BAYONNE, NJ-Despite concerns about high tolls and traffic taking away business from New Jersey to Eastern Pennsylvania, Norfolk and Halifax, industry officials are saying “fuggedaboutit.” Michael McGuinness, executive director of NAIOP, tells GlobeSt.com that Garden State’s industrial sector will be a force to be reckoned with once the raising of the Bayonne Bridge is complete.

“We have far more warehouse and distribution facilities and potential facilities far closer to the port than the Lehigh Valley in Pennsylvania,” McGuinness says. “Someone can make the argument that there are no tolls to go to Pennsylvania, but guess what, it is about two or three times the distance,” he adds, noting that tenants are more likely to stay close to New Jersey given rising gas prices, proximity to the waterfront and shorter driving distances.

The Bayonne Bridge project, to be completed in 2014, involves the raising of the roadbed of the bridge by more than 60 feet above the Kill van Kull between New Jersey and Staten Island. While construction and engineering work has already begun on the bridge, the completion of the $1 billion project by the Port Authority of New York and New Jersey is contingent upon the port’s fare and toll increase plan that was recently enacted to help cover cost overruns and budget deficits.

The project is also linked to the Panama Canal expansion along both the Gulf and East Coasts, which will expand global trade and shipping capacity. In preparation for its 2014 completion, about $4 billion has been invested to dredge the New York Harbor.
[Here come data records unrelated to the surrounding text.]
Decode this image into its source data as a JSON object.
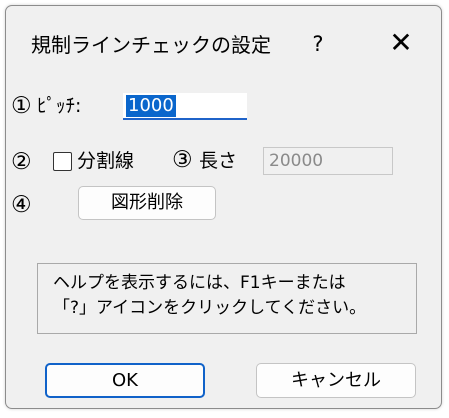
{
  "dialog": {
    "title": "規制ラインチェックの設定",
    "help_label": "?",
    "close_label": "✕"
  },
  "pitch": {
    "marker": "①",
    "label": "ﾋﾟｯﾁ:",
    "value": "1000"
  },
  "division": {
    "marker": "②",
    "checked": false,
    "label": "分割線"
  },
  "length": {
    "marker": "③",
    "label": "長さ",
    "value": "20000",
    "disabled": true
  },
  "delete_shapes": {
    "marker": "④",
    "label": "図形削除"
  },
  "help_text": {
    "line1": "ヘルプを表示するには、F1キーまたは",
    "line2": "「?」アイコンをクリックしてください。"
  },
  "buttons": {
    "ok": "OK",
    "cancel": "キャンセル"
  },
  "colors": {
    "accent": "#1062c9",
    "selection": "#0a66cc",
    "dialog_bg": "#f0f0f0"
  }
}
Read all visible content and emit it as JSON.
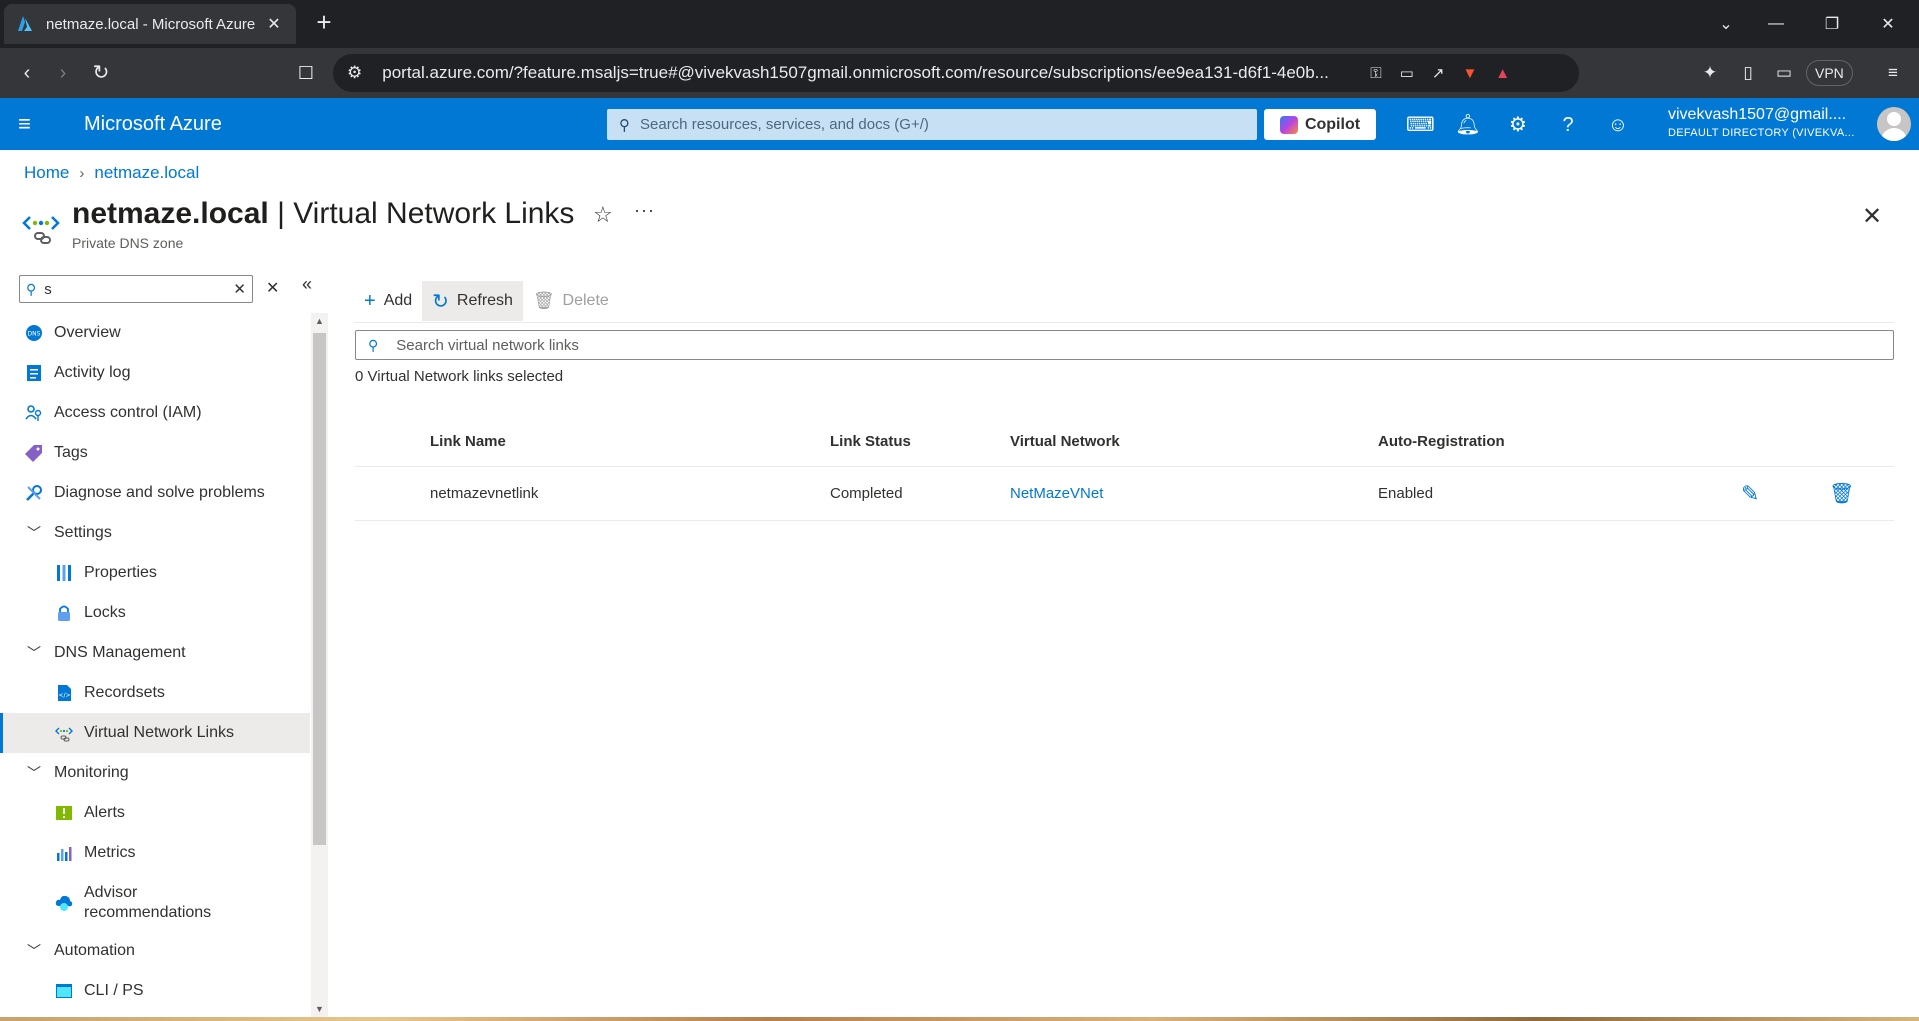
{
  "browser": {
    "tab_title": "netmaze.local - Microsoft Azure",
    "url": "portal.azure.com/?feature.msaljs=true#@vivekvash1507gmail.onmicrosoft.com/resource/subscriptions/ee9ea131-d6f1-4e0b...",
    "vpn_label": "VPN"
  },
  "azure": {
    "brand": "Microsoft Azure",
    "search_placeholder": "Search resources, services, and docs (G+/)",
    "copilot_label": "Copilot",
    "account_name": "vivekvash1507@gmail....",
    "account_directory": "DEFAULT DIRECTORY (VIVEKVA..."
  },
  "breadcrumb": {
    "home": "Home",
    "resource": "netmaze.local"
  },
  "page": {
    "title_resource": "netmaze.local",
    "title_section": " | Virtual Network Links",
    "subtitle": "Private DNS zone"
  },
  "nav": {
    "search_value": "s",
    "items": [
      {
        "label": "Overview",
        "icon": "dns-icon"
      },
      {
        "label": "Activity log",
        "icon": "activity-log-icon"
      },
      {
        "label": "Access control (IAM)",
        "icon": "iam-icon"
      },
      {
        "label": "Tags",
        "icon": "tag-icon"
      },
      {
        "label": "Diagnose and solve problems",
        "icon": "wrench-icon"
      },
      {
        "label": "Settings",
        "icon": "chevron-down-icon"
      },
      {
        "label": "Properties",
        "icon": "properties-icon"
      },
      {
        "label": "Locks",
        "icon": "lock-icon"
      },
      {
        "label": "DNS Management",
        "icon": "chevron-down-icon"
      },
      {
        "label": "Recordsets",
        "icon": "recordsets-icon"
      },
      {
        "label": "Virtual Network Links",
        "icon": "vnet-link-icon"
      },
      {
        "label": "Monitoring",
        "icon": "chevron-down-icon"
      },
      {
        "label": "Alerts",
        "icon": "alert-icon"
      },
      {
        "label": "Metrics",
        "icon": "metrics-icon"
      },
      {
        "label": "Advisor",
        "label2": "recommendations",
        "icon": "advisor-icon"
      },
      {
        "label": "Automation",
        "icon": "chevron-down-icon"
      },
      {
        "label": "CLI / PS",
        "icon": "cli-icon"
      }
    ]
  },
  "toolbar": {
    "add": "Add",
    "refresh": "Refresh",
    "delete": "Delete"
  },
  "content": {
    "search_placeholder": "Search virtual network links",
    "selected_count": "0 Virtual Network links selected",
    "columns": [
      "Link Name",
      "Link Status",
      "Virtual Network",
      "Auto-Registration"
    ],
    "rows": [
      {
        "link_name": "netmazevnetlink",
        "status": "Completed",
        "vnet": "NetMazeVNet",
        "auto_registration": "Enabled"
      }
    ]
  },
  "colors": {
    "azure_blue": "#0078d4",
    "chrome_dark": "#202124"
  }
}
In order to keep business from leaving New Jersey and New York, NAIOP and its members remain supportive of the Bayonne Bridge being raised on-time in order to allow large, post-Panamax vessels to utilize the region’s ports. “If you can fit double the cargo on one ship, there’s an incremental fuel savings, a labor savings and there’s an overall shipping cost savings,” says Joshua Adler, a partner at Adler Development of Edison, NJ. “With the lower cost of shipping the goods, a merchant will be able to price those goods less expensively. We need to be able to get those ships into our ports,” he adds, noting that if goods are shipped to other parts of the country, the shipments eventually come back to New York and New Jersey due to the population density here.

According to a study from the New York Shippers Association, about 35% of the population is served by the Port of New York and New Jersey, a number that McGuinness says is a third of the US population. “Because we have a large portion of the population living in the metro area, the cost to consumers of those goods would be far less expensive if they came in through the port of New York and New Jersey, as opposed to it coming in through Halifax or Norfolk,” he says.

McGuinness says the state currently has approximately 21 underutilized warehouse and distribution facilities over one million square feet that are ready for immediate occupancy. “The vacancy rates are high,” he says, noting that rates range from 11% in the Meadowlands area and as high as 15% to 16% in central Jersey 8A corridor.

“There is a lot of space to handle more cargo,” he says. “We have ready-to-go facilities that the shippers can utilize as soon as these larger ships come into port, provided that the Bayonne Bridge is completed on-time, meaning that we don’t lose business to Port of Norfolk or Halifax.”

But things are looking up. According to mid-year data from Cushman & Wakefield’s East Rutherford office, industrial sale and leasing velocity has become “robust” and is predicted to remain as such, with 11.1 million square feet of new leasing activity recorded during the first half of the year. C&W says average asking rents held steady at $5.62 per square foot, but given the continued upswing in the market, the opportunity for tenants to take advantage of lower rents “is waning.”

In addition, data from the Port Authority shows a year-over-year increase in container imports up by 9.4%. And earlier in 2011, Port Newark received a $500 million upgrade, which is near the bridge. “New Jersey is going to benefit hugely from this project being completed,” McGuinness says. “It’s one of the few things New Jersey has going for it now: it’s our port and logistics industry.”